Queste azioni, alle quali mi riferisco, si devono concentrare nella scelta di un approccio che abbracci l’intera organizzazione: con i suoi stakeholder, con la sua missione, con le politiche (reali), con i suoi obiettivi a breve, medio, lungo termine, ma soprattutto che consideri a fondo le persone. Queste sono coloro che consentono di applicare le conoscenze e i prodotti di sicurezza in maniera efficace ed efficiente.

Le persone sono il vertice aziendale, il management, i collaboratori, le famiglie dei dipendenti, i consulenti, i fornitori, i clienti, e così via. Nessuno va trascurato.

Con ciò voglio dire che i prodotti di sicurezza, se inseriti in un’azienda che non ha riflettuto su se stessa e non ha capito come applicare le conoscenze in maniera tale che siano correttamente utilizzate, e che i comportamenti interni siano commisurati ai rischi, rischiano di essere un investimento inutile e, non solo, capace infatti spesso di ingenerare un erroneo ottimismo. In questi casi difficilmente troveremo che le persone sono state adeguatamente sensibilizzate ai pericoli; troveremo invece che la sicurezza non è embedded nelle applicazioni, nei processi operativi, nelle architetture e nei comportamenti.

In molti casi troveremo anche che una puntuale analisi dei rischi ha escluso come altamente improbabile che l’azienda possa essere oggetto di un attacco cyber grave o addirittura persistente (cfr. ad esempio le motivazioni sopra riportate); pertanto, ciò ha generalmente condizionato le scelte limitative adottate.

In molti casi troveremo che le attività di sensibilizzazione del personale, chiamate awareness negli standard, sono consistite nella diffusione di una brochure, e/o di depliant, foglietti, notizie su intranet, qualche sessione in aula dove un tecnico ha parlato in “tecnichese” a gruppi di operatori distratti, mentre i loro capi erano giustamente indaffarati a lavorare.

Ci vogliamo poi stupire se l’azienda è stata attaccata, o comunque ha perso delle informazioni riservate o, ancora peggio, ha alcuni server sotto osservazione da parte di un command and control center remoto che sta copiando tutto ciò che può interessare uno o più committenti?

Il bello è che se l’azienda viene interrogata sul suo livello di resilienza risponderà che ha fatto tutto ciò che deriva da una corretta, puntuale e profonda periodica analisi dei rischi ICT. Oltretutto in linea con la ISO 27001!

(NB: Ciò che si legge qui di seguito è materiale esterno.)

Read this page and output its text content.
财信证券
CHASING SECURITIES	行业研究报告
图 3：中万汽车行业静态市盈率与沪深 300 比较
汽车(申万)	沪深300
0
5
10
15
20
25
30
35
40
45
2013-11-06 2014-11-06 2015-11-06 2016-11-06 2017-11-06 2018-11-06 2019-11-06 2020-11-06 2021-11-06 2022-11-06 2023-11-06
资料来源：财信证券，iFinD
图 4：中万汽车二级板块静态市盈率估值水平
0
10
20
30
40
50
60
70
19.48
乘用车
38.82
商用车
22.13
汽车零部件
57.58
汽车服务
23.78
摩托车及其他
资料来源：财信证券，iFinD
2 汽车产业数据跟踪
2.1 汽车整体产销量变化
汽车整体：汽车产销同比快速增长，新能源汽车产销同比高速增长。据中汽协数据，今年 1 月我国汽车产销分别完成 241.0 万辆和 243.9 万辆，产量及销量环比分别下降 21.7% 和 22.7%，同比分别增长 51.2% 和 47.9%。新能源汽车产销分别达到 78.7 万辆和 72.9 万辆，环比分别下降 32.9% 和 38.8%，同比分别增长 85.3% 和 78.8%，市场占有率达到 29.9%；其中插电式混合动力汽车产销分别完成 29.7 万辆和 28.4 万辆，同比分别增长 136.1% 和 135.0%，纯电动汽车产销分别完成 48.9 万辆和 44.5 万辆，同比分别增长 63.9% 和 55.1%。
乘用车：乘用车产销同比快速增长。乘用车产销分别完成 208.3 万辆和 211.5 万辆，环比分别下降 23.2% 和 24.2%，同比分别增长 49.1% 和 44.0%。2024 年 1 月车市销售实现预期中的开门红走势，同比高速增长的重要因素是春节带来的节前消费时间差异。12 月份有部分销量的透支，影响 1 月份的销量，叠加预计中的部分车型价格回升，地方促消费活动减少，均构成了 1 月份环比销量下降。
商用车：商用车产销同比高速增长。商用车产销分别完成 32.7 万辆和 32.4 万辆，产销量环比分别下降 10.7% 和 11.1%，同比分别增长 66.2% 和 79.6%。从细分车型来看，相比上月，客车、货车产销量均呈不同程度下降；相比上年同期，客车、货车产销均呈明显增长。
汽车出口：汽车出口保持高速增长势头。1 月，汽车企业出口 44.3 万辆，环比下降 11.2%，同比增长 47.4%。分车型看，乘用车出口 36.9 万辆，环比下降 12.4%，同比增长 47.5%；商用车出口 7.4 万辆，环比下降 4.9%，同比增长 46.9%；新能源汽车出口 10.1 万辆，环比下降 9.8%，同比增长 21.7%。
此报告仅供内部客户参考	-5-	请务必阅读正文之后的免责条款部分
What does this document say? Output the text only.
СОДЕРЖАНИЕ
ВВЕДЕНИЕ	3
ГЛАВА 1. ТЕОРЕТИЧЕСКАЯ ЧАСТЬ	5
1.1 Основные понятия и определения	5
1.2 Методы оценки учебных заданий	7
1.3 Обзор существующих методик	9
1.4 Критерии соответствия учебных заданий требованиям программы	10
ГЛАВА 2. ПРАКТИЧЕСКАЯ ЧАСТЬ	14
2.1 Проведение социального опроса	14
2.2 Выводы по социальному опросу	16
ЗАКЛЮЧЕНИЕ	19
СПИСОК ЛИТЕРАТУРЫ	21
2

A queste aziende io suggerisco di affrontare la protezione dei propri dati così come viene affrontata la continuità del proprio business, applicando la metodologia di business continuity.

Desidero ricordare, a chi non lo sa, che la continuità operativa suggerisce di partire da un’analisi di impatto delle conseguenze del verificarsi di un possibile evento malevolo. I danni conseguenti devono essere messi in raffronto con il proprio appetito al rischio (risk appetite) e da lì capire ove sono i processi, le attività e i dati di maggiore criticità sui quali ci si deve concentrare.

La continuità operativa non dice di proteggere tutto, duplicare tutto, raddoppiare qualsiasi cosa, ma dice di concentrarsi nella creazione delle misure di limitazione dei possibili danni, vuoi in maniera preventiva, vuoi con misure efficaci di intervento all’occorrenza di un eventuale incidente, e solo su queste aree, altamente critiche, concentrare i propri sforzi.

Concludo con una ulteriore riflessione sulla sensibilizzazione del personale, ricordando che tale attività va pianificata con attenzione e solo dopo che si è certi di aver ragionevolmente capito l’organizzazione “reale”, le persone che popolano gli uffici e la fabbrica con le loro motivazioni, ideali, abitudini, atteggiamenti, percezioni. Solo allora si potranno progettare, pianificare ed eseguire delle attività mirate a degli opportuni cluster di persone, in modo tale da rendere più efficienti possibile gli strumenti installati e limitare al massimo comportamenti che potrebbero aiutare sia software malevoli casuali, sia soprattutto eventuali attacchi mirati.

Solo allora l’azienda può dire di aver fatto tutto il possibile per difendere gli stakeholders e la continuità del business.